Znaleźć odpowiedni krem
pod oczy to nie lada sztuka.
Znaleźć idealny krem pod oczy to
wyzwanie na poziomie mission impossible.
Zalew nowości i produktów na półkach sklepowych sprawia, że często nie mamy zielonego pojęcia jaki kosmetyk wybrać, aby wspomóc naszą skórę.
Zalew nowości i produktów na półkach sklepowych sprawia, że często nie mamy zielonego pojęcia jaki kosmetyk wybrać, aby wspomóc naszą skórę.
Do napisania tego posta
zainspirowała mnie Asia (1001 pasji). Wymieniłyśmy kilka uwag na
instagramie odnośnie dzielenia się doświadczeniem względem
używanych wcześniej produktów kosmetycznych i w sumie muszę
koleżance przyznać rację, że warto się pokusić o kilka słów.

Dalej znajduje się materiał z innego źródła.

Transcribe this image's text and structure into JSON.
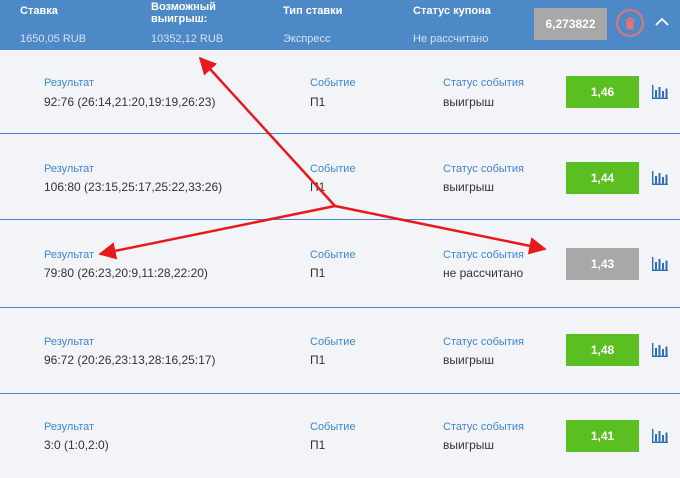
{
  "header": {
    "stake_label": "Ставка",
    "stake_value": "1650,05 RUB",
    "win_label_line1": "Возможный",
    "win_label_line2": "выигрыш:",
    "win_value": "10352,12 RUB",
    "type_label": "Тип ставки",
    "type_value": "Экспресс",
    "status_label": "Статус купона",
    "status_value": "Не рассчитано",
    "total_coef": "6,273822"
  },
  "columns": {
    "result": "Результат",
    "event": "Событие",
    "event_status": "Статус события"
  },
  "rows": [
    {
      "result": "92:76 (26:14,21:20,19:19,26:23)",
      "event": "П1",
      "status": "выигрыш",
      "coef": "1,46"
    },
    {
      "result": "106:80 (23:15,25:17,25:22,33:26)",
      "event": "П1",
      "status": "выигрыш",
      "coef": "1,44"
    },
    {
      "result": "79:80 (26:23,20:9,11:28,22:20)",
      "event": "П1",
      "status": "не рассчитано",
      "coef": "1,43"
    },
    {
      "result": "96:72 (20:26,23:13,28:16,25:17)",
      "event": "П1",
      "status": "выигрыш",
      "coef": "1,48"
    },
    {
      "result": "3:0 (1:0,2:0)",
      "event": "П1",
      "status": "выигрыш",
      "coef": "1,41"
    }
  ],
  "colors": {
    "header_bg": "#4e89c7",
    "win_green": "#5bbf21",
    "pending_gray": "#a8a8a8",
    "accent_blue": "#3f86cf",
    "annotation_red": "#e8191b"
  },
  "icons": {
    "trash": "trash-icon",
    "chevron": "chevron-up-icon",
    "stats": "bar-chart-icon"
  }
}
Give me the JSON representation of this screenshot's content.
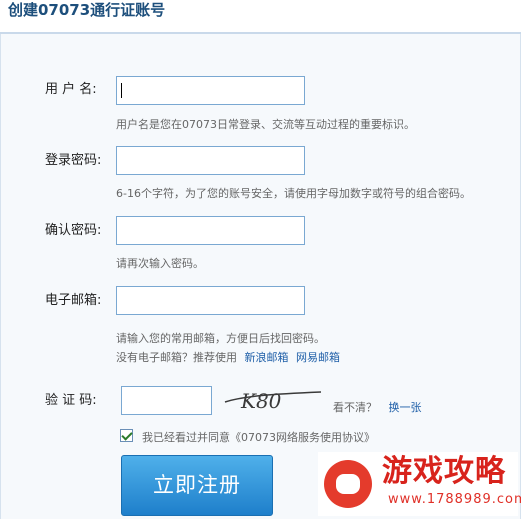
{
  "header": {
    "title": "创建07073通行证账号"
  },
  "form": {
    "username": {
      "label": "用 户 名:",
      "value": "",
      "hint": "用户名是您在07073日常登录、交流等互动过程的重要标识。"
    },
    "password": {
      "label": "登录密码:",
      "value": "",
      "hint": "6-16个字符，为了您的账号安全，请使用字母加数字或符号的组合密码。"
    },
    "confirm": {
      "label": "确认密码:",
      "value": "",
      "hint": "请再次输入密码。"
    },
    "email": {
      "label": "电子邮箱:",
      "value": "",
      "hint": "请输入您的常用邮箱，方便日后找回密码。",
      "no_email_text": "没有电子邮箱？推荐使用",
      "link_sina": "新浪邮箱",
      "link_163": "网易邮箱"
    },
    "captcha": {
      "label": "验 证 码:",
      "value": "",
      "image_text": "K80",
      "unclear": "看不清？",
      "refresh": "换一张"
    },
    "agreement": {
      "checked": true,
      "text": "我已经看过并同意《07073网络服务使用协议》"
    },
    "submit_label": "立即注册"
  },
  "watermark": {
    "title": "游戏攻略",
    "url": "www.1788989.com"
  }
}
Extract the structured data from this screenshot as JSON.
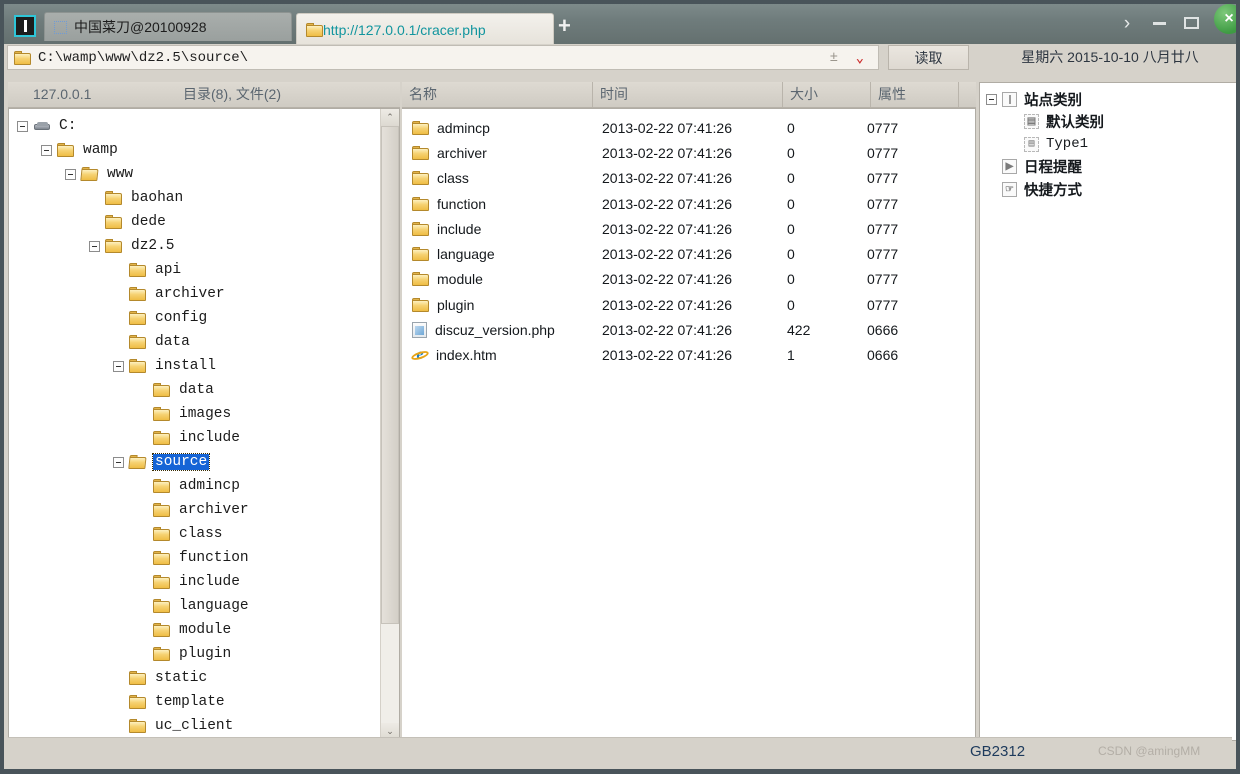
{
  "window": {
    "app_icon": "chopper-icon",
    "tabs": [
      {
        "label": "中国菜刀@20100928",
        "icon": "placeholder-icon",
        "active": false
      },
      {
        "label": "http://127.0.0.1/cracer.php",
        "icon": "folder-icon",
        "active": true
      }
    ],
    "new_tab_label": "+",
    "controls": {
      "expand_label": "›",
      "minimize_label": "−",
      "maximize_label": "□",
      "close_label": "×",
      "close_color": "#3e9b43"
    }
  },
  "addressbar": {
    "icon": "folder-icon",
    "path": "C:\\wamp\\www\\dz2.5\\source\\",
    "spinner_label": "±",
    "dropdown_label": "⌄",
    "read_button_label": "读取",
    "date_label": "星期六 2015-10-10 八月廿八"
  },
  "tree_header": {
    "host": "127.0.0.1",
    "counts": "目录(8), 文件(2)"
  },
  "list_header": {
    "name": "名称",
    "time": "时间",
    "size": "大小",
    "attr": "属性"
  },
  "tree": [
    {
      "label": "C:",
      "indent": 0,
      "expander": "minus",
      "icon": "drive-icon",
      "selected": false
    },
    {
      "label": "wamp",
      "indent": 1,
      "expander": "minus",
      "icon": "folder-icon",
      "selected": false
    },
    {
      "label": "www",
      "indent": 2,
      "expander": "minus",
      "icon": "folder-open-icon",
      "selected": false
    },
    {
      "label": "baohan",
      "indent": 3,
      "expander": "none",
      "icon": "folder-icon",
      "selected": false
    },
    {
      "label": "dede",
      "indent": 3,
      "expander": "none",
      "icon": "folder-icon",
      "selected": false
    },
    {
      "label": "dz2.5",
      "indent": 3,
      "expander": "minus",
      "icon": "folder-icon",
      "selected": false
    },
    {
      "label": "api",
      "indent": 4,
      "expander": "none",
      "icon": "folder-icon",
      "selected": false
    },
    {
      "label": "archiver",
      "indent": 4,
      "expander": "none",
      "icon": "folder-icon",
      "selected": false
    },
    {
      "label": "config",
      "indent": 4,
      "expander": "none",
      "icon": "folder-icon",
      "selected": false
    },
    {
      "label": "data",
      "indent": 4,
      "expander": "none",
      "icon": "folder-icon",
      "selected": false
    },
    {
      "label": "install",
      "indent": 4,
      "expander": "minus",
      "icon": "folder-icon",
      "selected": false
    },
    {
      "label": "data",
      "indent": 5,
      "expander": "none",
      "icon": "folder-icon",
      "selected": false
    },
    {
      "label": "images",
      "indent": 5,
      "expander": "none",
      "icon": "folder-icon",
      "selected": false
    },
    {
      "label": "include",
      "indent": 5,
      "expander": "none",
      "icon": "folder-icon",
      "selected": false
    },
    {
      "label": "source",
      "indent": 4,
      "expander": "minus",
      "icon": "folder-open-icon",
      "selected": true
    },
    {
      "label": "admincp",
      "indent": 5,
      "expander": "none",
      "icon": "folder-icon",
      "selected": false
    },
    {
      "label": "archiver",
      "indent": 5,
      "expander": "none",
      "icon": "folder-icon",
      "selected": false
    },
    {
      "label": "class",
      "indent": 5,
      "expander": "none",
      "icon": "folder-icon",
      "selected": false
    },
    {
      "label": "function",
      "indent": 5,
      "expander": "none",
      "icon": "folder-icon",
      "selected": false
    },
    {
      "label": "include",
      "indent": 5,
      "expander": "none",
      "icon": "folder-icon",
      "selected": false
    },
    {
      "label": "language",
      "indent": 5,
      "expander": "none",
      "icon": "folder-icon",
      "selected": false
    },
    {
      "label": "module",
      "indent": 5,
      "expander": "none",
      "icon": "folder-icon",
      "selected": false
    },
    {
      "label": "plugin",
      "indent": 5,
      "expander": "none",
      "icon": "folder-icon",
      "selected": false
    },
    {
      "label": "static",
      "indent": 4,
      "expander": "none",
      "icon": "folder-icon",
      "selected": false
    },
    {
      "label": "template",
      "indent": 4,
      "expander": "none",
      "icon": "folder-icon",
      "selected": false
    },
    {
      "label": "uc_client",
      "indent": 4,
      "expander": "none",
      "icon": "folder-icon",
      "selected": false
    },
    {
      "label": "",
      "indent": 4,
      "expander": "none",
      "icon": "folder-icon",
      "selected": false
    }
  ],
  "files": [
    {
      "name": "admincp",
      "icon": "folder-icon",
      "time": "2013-02-22 07:41:26",
      "size": "0",
      "attr": "0777"
    },
    {
      "name": "archiver",
      "icon": "folder-icon",
      "time": "2013-02-22 07:41:26",
      "size": "0",
      "attr": "0777"
    },
    {
      "name": "class",
      "icon": "folder-icon",
      "time": "2013-02-22 07:41:26",
      "size": "0",
      "attr": "0777"
    },
    {
      "name": "function",
      "icon": "folder-icon",
      "time": "2013-02-22 07:41:26",
      "size": "0",
      "attr": "0777"
    },
    {
      "name": "include",
      "icon": "folder-icon",
      "time": "2013-02-22 07:41:26",
      "size": "0",
      "attr": "0777"
    },
    {
      "name": "language",
      "icon": "folder-icon",
      "time": "2013-02-22 07:41:26",
      "size": "0",
      "attr": "0777"
    },
    {
      "name": "module",
      "icon": "folder-icon",
      "time": "2013-02-22 07:41:26",
      "size": "0",
      "attr": "0777"
    },
    {
      "name": "plugin",
      "icon": "folder-icon",
      "time": "2013-02-22 07:41:26",
      "size": "0",
      "attr": "0777"
    },
    {
      "name": "discuz_version.php",
      "icon": "php-file-icon",
      "time": "2013-02-22 07:41:26",
      "size": "422",
      "attr": "0666"
    },
    {
      "name": "index.htm",
      "icon": "ie-html-icon",
      "time": "2013-02-22 07:41:26",
      "size": "1",
      "attr": "0666"
    }
  ],
  "side_tree": [
    {
      "label": "站点类别",
      "indent": 0,
      "expander": "minus",
      "icon": "window-icon",
      "mono": false
    },
    {
      "label": "默认类别",
      "indent": 1,
      "expander": "none",
      "icon": "category-icon",
      "mono": false
    },
    {
      "label": "Type1",
      "indent": 1,
      "expander": "none",
      "icon": "category-icon",
      "mono": true
    },
    {
      "label": "日程提醒",
      "indent": 0,
      "expander": "none",
      "icon": "schedule-icon",
      "mono": false
    },
    {
      "label": "快捷方式",
      "indent": 0,
      "expander": "none",
      "icon": "shortcut-icon",
      "mono": false
    }
  ],
  "statusbar": {
    "encoding": "GB2312",
    "watermark": "CSDN @amingMM"
  }
}
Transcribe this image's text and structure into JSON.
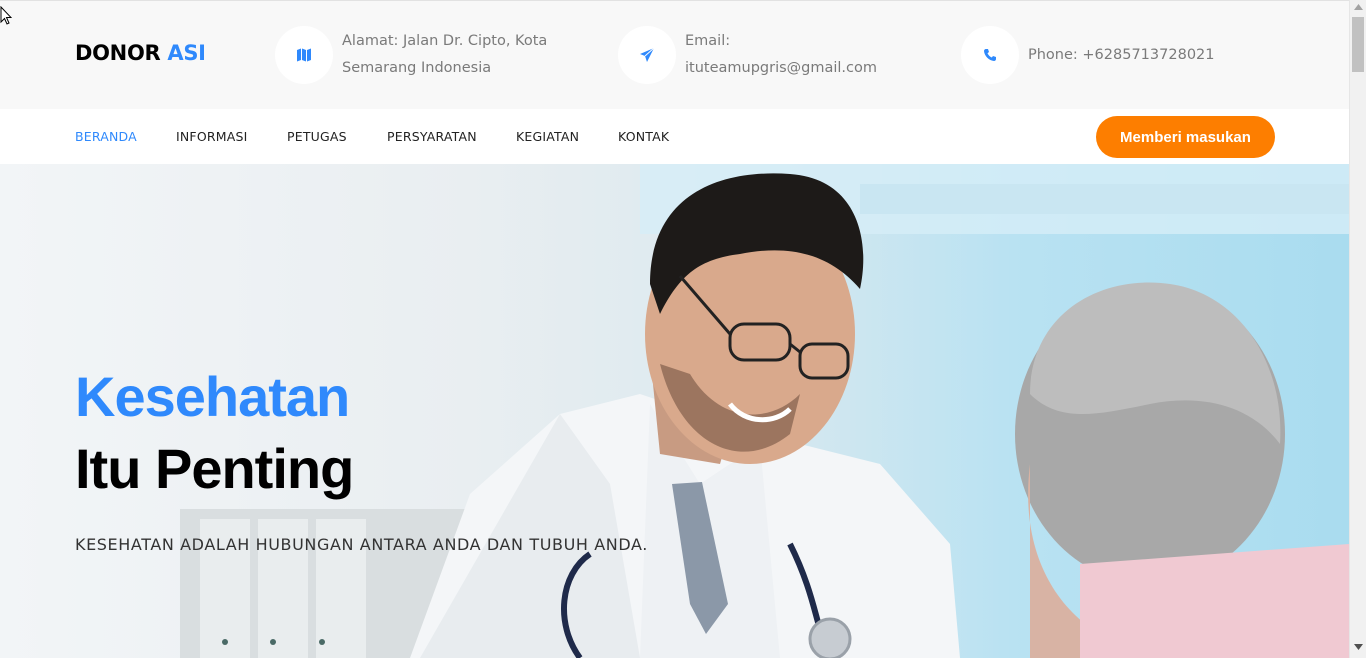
{
  "brand": {
    "name_part1": "DONOR",
    "name_part2": "ASI"
  },
  "contact": {
    "address_label": "Alamat: Jalan Dr. Cipto, Kota Semarang Indonesia",
    "email_label": "Email: ituteamupgris@gmail.com",
    "phone_label": "Phone: +6285713728021",
    "icons": [
      "map-icon",
      "paper-plane-icon",
      "phone-icon"
    ]
  },
  "nav": {
    "items": [
      {
        "label": "BERANDA",
        "active": true
      },
      {
        "label": "INFORMASI"
      },
      {
        "label": "PETUGAS"
      },
      {
        "label": "PERSYARATAN"
      },
      {
        "label": "KEGIATAN"
      },
      {
        "label": "KONTAK"
      }
    ],
    "cta_label": "Memberi masukan"
  },
  "hero": {
    "line1": "Kesehatan",
    "line2": "Itu Penting",
    "tagline": "KESEHATAN ADALAH HUBUNGAN ANTARA ANDA DAN TUBUH ANDA."
  },
  "colors": {
    "accent": "#2f89fc",
    "cta": "#fd7e00",
    "text_dark": "#000000",
    "muted": "#7a7a7a"
  }
}
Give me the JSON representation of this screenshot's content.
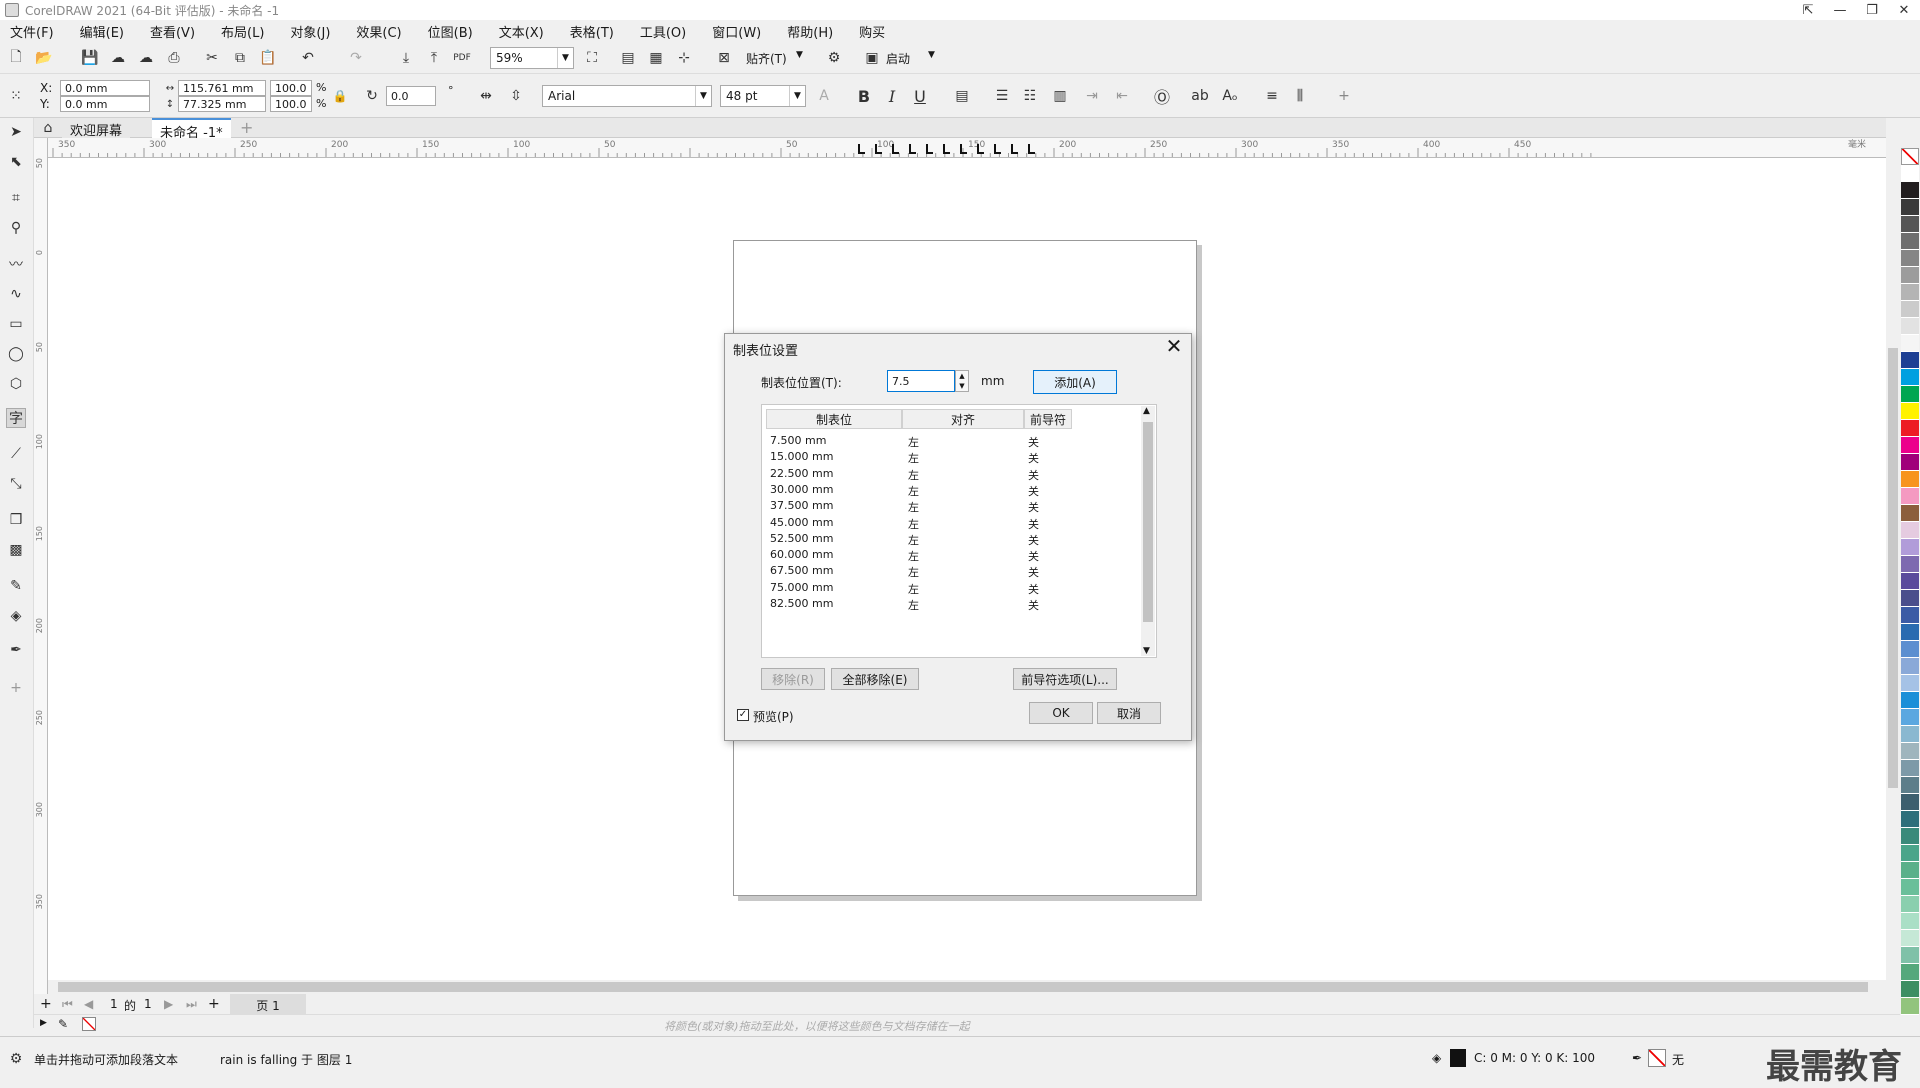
{
  "title": "CorelDRAW 2021 (64-Bit 评估版) - 未命名 -1",
  "menu": [
    "文件(F)",
    "编辑(E)",
    "查看(V)",
    "布局(L)",
    "对象(J)",
    "效果(C)",
    "位图(B)",
    "文本(X)",
    "表格(T)",
    "工具(O)",
    "窗口(W)",
    "帮助(H)",
    "购买"
  ],
  "toolbar": {
    "zoom": "59%",
    "snap": "贴齐(T)",
    "launch": "启动"
  },
  "propbar": {
    "x_label": "X:",
    "x_val": "0.0 mm",
    "y_label": "Y:",
    "y_val": "0.0 mm",
    "w_val": "115.761 mm",
    "h_val": "77.325 mm",
    "sx": "100.0",
    "sy": "100.0",
    "pct": "%",
    "rot": "0.0",
    "deg": "°",
    "font": "Arial",
    "size": "48 pt",
    "bold": "B",
    "italic": "I",
    "underline": "U"
  },
  "tabs": {
    "welcome": "欢迎屏幕",
    "doc": "未命名 -1*",
    "add": "+"
  },
  "ruler_h": [
    "350",
    "300",
    "250",
    "200",
    "150",
    "100",
    "50",
    "",
    "50",
    "100",
    "150",
    "200",
    "250",
    "300",
    "350",
    "400",
    "450"
  ],
  "ruler_h_unit": "毫米",
  "ruler_v": [
    "50",
    "0",
    "50",
    "100",
    "150",
    "200",
    "250",
    "300",
    "350"
  ],
  "dialog": {
    "title": "制表位设置",
    "pos_label": "制表位位置(T):",
    "pos_value": "7.5",
    "unit": "mm",
    "add": "添加(A)",
    "headers": [
      "制表位",
      "对齐",
      "前导符"
    ],
    "rows": [
      [
        "7.500 mm",
        "左",
        "关"
      ],
      [
        "15.000 mm",
        "左",
        "关"
      ],
      [
        "22.500 mm",
        "左",
        "关"
      ],
      [
        "30.000 mm",
        "左",
        "关"
      ],
      [
        "37.500 mm",
        "左",
        "关"
      ],
      [
        "45.000 mm",
        "左",
        "关"
      ],
      [
        "52.500 mm",
        "左",
        "关"
      ],
      [
        "60.000 mm",
        "左",
        "关"
      ],
      [
        "67.500 mm",
        "左",
        "关"
      ],
      [
        "75.000 mm",
        "左",
        "关"
      ],
      [
        "82.500 mm",
        "左",
        "关"
      ]
    ],
    "remove": "移除(R)",
    "remove_all": "全部移除(E)",
    "leader_opts": "前导符选项(L)...",
    "preview": "预览(P)",
    "ok": "OK",
    "cancel": "取消"
  },
  "pagenav": {
    "current": "1",
    "of": "的",
    "total": "1",
    "page_tab": "页 1"
  },
  "doc_palette_hint": "将颜色(或对象)拖动至此处，以便将这些颜色与文档存储在一起",
  "status": {
    "hint": "单击并拖动可添加段落文本",
    "layer": "rain is falling 于 图层 1",
    "cmyk": "C: 0 M: 0 Y: 0 K: 100",
    "none": "无"
  },
  "watermark": "最需教育",
  "palette": [
    "#ffffff",
    "#221e1f",
    "#3a3a3a",
    "#565656",
    "#6e6e6e",
    "#858585",
    "#9c9c9c",
    "#b4b4b4",
    "#cbcbcb",
    "#e2e2e2",
    "#f5f5f5",
    "#1d3f94",
    "#00a0e0",
    "#00a651",
    "#fff200",
    "#ed1c24",
    "#ec008c",
    "#a0007a",
    "#f7941d",
    "#f49ac1",
    "#8b5e3c",
    "#e5cbe0",
    "#b19cd9",
    "#7e6ab0",
    "#5a4a9c",
    "#4a4e8c",
    "#3b5ba5",
    "#2a6bb0",
    "#5c8fd0",
    "#8aa9d8",
    "#a5c2e6",
    "#1a8fd8",
    "#5aa7e0",
    "#8ab8d0",
    "#9fb5bd",
    "#7d9aa8",
    "#5d7e8a",
    "#3d5f6e",
    "#2e6f7a",
    "#3a8a7a",
    "#4aa58a",
    "#5ab08a",
    "#6abf9a",
    "#8acfae",
    "#aadfc6",
    "#c5e8d6",
    "#7fc1a8",
    "#55a87c",
    "#3d8f62",
    "#92c47d"
  ]
}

Kosmetyki używałam na przełomie kilku ostatnich lat, także
opakowania powędrowały już w wiadome dla wszystkich miejsce, ale
nadal mogę napisać krótkie podsumowanie i opisać czym mnie
zachwyciły.
W ramach przypomnienia mam
cerę dojrzałą, wymagającą bardziej odżywczej pielęgnacji
zwłaszcza w obszarach pod oczami. Nie używam żelowych formuł
kosmetyków ponieważ się u mnie nie sprawdzają, a jedynie
przesuszają delikatną skórę. Zaczynam od kosmetyku, który jest
dla mnie niekwestionowanym numerem jeden.
Kremy marki Shiseido
uważam za jedne z najlepszych na rynku.
Concentrated Anti-wrinkle
Eye Cream to bogaty krem pod oczy, który ma za zadanie zapobiegać
starzeniu się skóry, chroniąc ją przed negatywnymi wpływami z
zewnątrz i przesuszeniem. Wygładza widoczne
zmarszczki mimiczne, a skóra odzyskuje młodzieńczy i promienny
wygląd.
Główne składniki
aktywne to wyciąg z algi wodnej chlorella, przeciwdziała
skutecznie zmarszczkom (testowany in vitro) i hydroxyproline -
high-tech aminokwas, który odpowiedzialny jest za produkcję i
wzmocnienie kolagenowych włókien.
Działanie:- Nawilża i koi skórę
- Wygładza zmarszczki i linie mimiczne w okolicy oczu
- Zapobiega wysuszaniu skóry
- Redukuje starzenie się skóry
Krem jest na tyle bogaty w
konsystencji, że potrzebna jest niewielka ilość do zaaplikowania
na skórę wokół oczu. Bogactwo to sprawia, że stosowałam go tylko
na noc, bo na dzień był jednak zbyt treściwy i czasami korektor
lekko ważył się na twarzy.
Krem rewelacyjnie odżywiał
skórę, rewitalizował i w znaczny sposób poprawiał jej strukturę.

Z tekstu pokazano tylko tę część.